Adventage of Multi-Block Reads
On most servers, Oracle can read up to 1 Mb (typically 64-128 blocks) at one time. That is why a full table scan can be performed so quickly. Keep in mind, however, that 2 conditions must be met:
1) The database parameter Db_File_Multiblock_Read_Count must be set correctly; and
2) The table or index being scanned must have extent sizes of at least 1Mb.
If the multiblock parameter is set too low at the database level, you can easily alter your session to set the parameter higher. The second point above recognizes that Oracle will not continue a multi-block scan across extent boundaries. If most of the extents are great than 1 megabyte, it’s probably okay. (This is one of those cases where extent sizing really does matter.) It is especially important to optimize your reads if you are using Oracle parallelism. Why launch many extra processes if you don’t first optimize what a single process can do?
Avoid Massive Deletes
Oracle is simply not very fast at deleting millions of rows. Instead, copy and temporarily store the rows you DO want, truncate the table, and then put the rows back in. This can easily be 10x faster. If this method is not feasible due to business considerations, consider multi-threading (discussed later.)
Use Summary Tables and Materialized Views
If you repeatedly access a large table, consider building an aggregate table, or materialized view.
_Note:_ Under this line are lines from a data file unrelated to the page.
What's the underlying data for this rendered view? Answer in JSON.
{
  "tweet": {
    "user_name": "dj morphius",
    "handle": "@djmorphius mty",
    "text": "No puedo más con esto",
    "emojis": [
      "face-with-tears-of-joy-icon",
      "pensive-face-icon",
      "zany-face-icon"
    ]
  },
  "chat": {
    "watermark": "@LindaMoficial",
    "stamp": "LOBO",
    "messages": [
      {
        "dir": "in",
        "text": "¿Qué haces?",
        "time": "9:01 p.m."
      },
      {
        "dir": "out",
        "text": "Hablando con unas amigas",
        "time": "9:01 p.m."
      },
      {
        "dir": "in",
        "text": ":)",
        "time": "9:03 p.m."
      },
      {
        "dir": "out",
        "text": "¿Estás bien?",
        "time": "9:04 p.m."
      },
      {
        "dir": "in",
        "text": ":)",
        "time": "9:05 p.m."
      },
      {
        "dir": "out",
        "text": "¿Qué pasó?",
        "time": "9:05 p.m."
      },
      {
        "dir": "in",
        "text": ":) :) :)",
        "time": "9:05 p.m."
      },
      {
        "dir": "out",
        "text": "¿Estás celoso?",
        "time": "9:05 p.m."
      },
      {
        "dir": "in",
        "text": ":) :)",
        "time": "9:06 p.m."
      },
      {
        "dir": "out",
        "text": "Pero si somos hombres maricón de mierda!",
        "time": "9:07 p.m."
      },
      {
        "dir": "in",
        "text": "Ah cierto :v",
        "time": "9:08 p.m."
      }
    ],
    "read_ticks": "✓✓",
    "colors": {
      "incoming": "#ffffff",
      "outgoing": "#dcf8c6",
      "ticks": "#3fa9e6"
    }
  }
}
A materialized view used in this manner is just like a table, but you can rebuild it with a single command. Remember to use Oracle parallelism to speed-up the refresh. Whether you use a materialized view, or actual table, the idea is to create a “pre-digested” form of the data. You include only the columns and rows that meet your conditions. Once you build the summary table, you can also build custom indexes that optimize your query. A commit after every row will usually wreck performance. Most jobs should commit no sooner than every 1,000 rows. Committing every 10,000 rows would be a good rule of thumb. Unless you are working with many millions of rows, further increasing the commit interval doesn’t really offer much improvement.
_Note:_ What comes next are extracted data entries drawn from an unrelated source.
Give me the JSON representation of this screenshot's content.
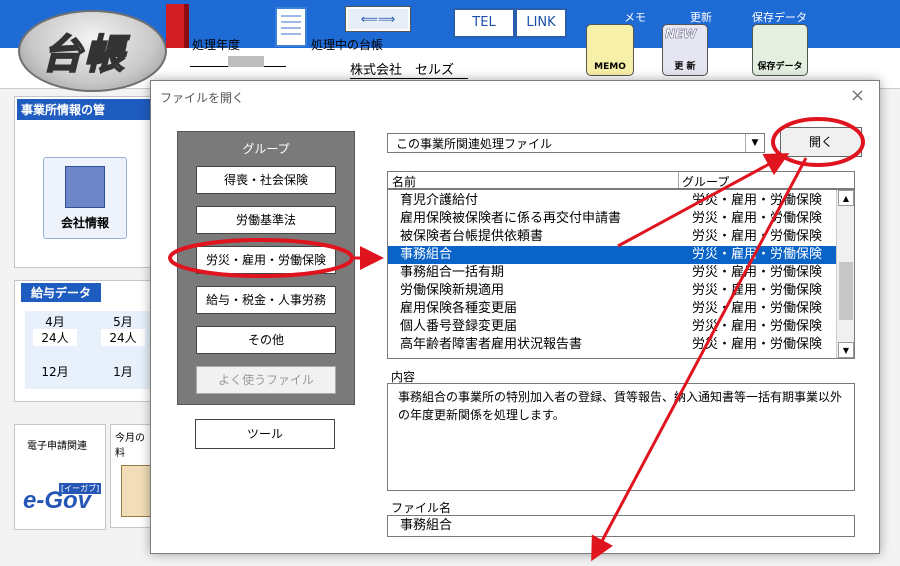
{
  "app": {
    "logo": "台帳",
    "fiscal_year_label": "処理年度",
    "current_ledger_label": "処理中の台帳",
    "company_name": "株式会社　セルズ",
    "tel_button": "TEL",
    "link_button": "LINK",
    "memo_label": "メモ",
    "memo_icon": "MEMO",
    "update_label": "更新",
    "update_icon": "更 新",
    "update_badge": "NEW",
    "save_label": "保存データ",
    "save_icon": "保存データ",
    "office_info_header": "事業所情報の管",
    "company_info_button": "会社情報",
    "salary_tab": "給与データ",
    "salary_months": [
      "4月",
      "5月"
    ],
    "salary_counts": [
      "24人",
      "24人"
    ],
    "salary_months2": [
      "12月",
      "1月"
    ],
    "egov_title": "電子申請関連",
    "egov_logo": "e-Gov",
    "egov_sub": "[イーガブ]",
    "thismonth": "今月の料"
  },
  "dialog": {
    "title": "ファイルを開く",
    "close": "×",
    "group_header": "グループ",
    "group_buttons": [
      "得喪・社会保険",
      "労働基準法",
      "労災・雇用・労働保険",
      "給与・税金・人事労務",
      "その他",
      "よく使うファイル"
    ],
    "tool_button": "ツール",
    "combo_value": "この事業所関連処理ファイル",
    "open_button": "開く",
    "col_name": "名前",
    "col_group": "グループ",
    "rows": [
      {
        "name": "育児介護給付",
        "group": "労災・雇用・労働保険"
      },
      {
        "name": "雇用保険被保険者に係る再交付申請書",
        "group": "労災・雇用・労働保険"
      },
      {
        "name": "被保険者台帳提供依頼書",
        "group": "労災・雇用・労働保険"
      },
      {
        "name": "事務組合",
        "group": "労災・雇用・労働保険"
      },
      {
        "name": "事務組合一括有期",
        "group": "労災・雇用・労働保険"
      },
      {
        "name": "労働保険新規適用",
        "group": "労災・雇用・労働保険"
      },
      {
        "name": "雇用保険各種変更届",
        "group": "労災・雇用・労働保険"
      },
      {
        "name": "個人番号登録変更届",
        "group": "労災・雇用・労働保険"
      },
      {
        "name": "高年齢者障害者雇用状況報告書",
        "group": "労災・雇用・労働保険"
      }
    ],
    "selected_index": 3,
    "desc_label": "内容",
    "desc_text": "事務組合の事業所の特別加入者の登録、賃等報告、納入通知書等一括有期事業以外の年度更新関係を処理します。",
    "filename_label": "ファイル名",
    "filename_value": "事務組合"
  },
  "colors": {
    "title_blue": "#1f6bd6",
    "selection": "#0a64c8",
    "annotation_red": "#e0141e"
  }
}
If you build and populate a new table, don’t forget to gather statistics. It’s very common to see a performance bottleneck caused by incomplete or inaccurate table statistics. It’s not necessary to sample all the rows when gathering statistics; the “estimate” option is usually fine.
Speed Up Inserts
In cases where you don’t really need transaction logging, you can speed up inserts a bit by using the Nologging feature. For inserting rows, set the table NOLOGGING (using Alter Table …) , then use this syntax: INSERT /*+APPEND */ .
Remember, however, that all the new rows will be placed at the end of the table--above the “high water” mark. This means that if you are performing deletes from the table, these “holes” will never be filled. The table will grow rapidly. Eventually, you will need to rebuild the table to crunch it down.
Use Oracle Parallelism
For scans of huge tables or indexes, it is often good practice to invoke Oracle Parallel Query Option (PQO.) On most systems, using a parallel degree of 6 gives excellent performance. Of course, this assumes that you have the spare resources (disk and cpu). For example:
Select /*+Parallel (T 6) */ Emp, Name from Giant_Table T
Remember that Oracle will actually start a total of 2x the degree specified (one set for reading, another set to process/sort). So, the example above will actually result in 12 processes. It is usually best to invoke parallelism via a SQL hint, rather than setting the table to a degree higher than one. If you set the table to invoke parallelism, Oracle will tend to start up the slave processes for many queries, whether you actually want parallelism or not.
Use Bind Variables
If you will be repeating a massive number of SQL statements, it is very important to properly use bind variables. In this way, the database engine avoids a re-parse of each statement. Also, a large number of unique SQL statements tends to flood the shared pool, causing other SQL statements to be released as the engine makes room for the new SQL. This will annoy the DBA.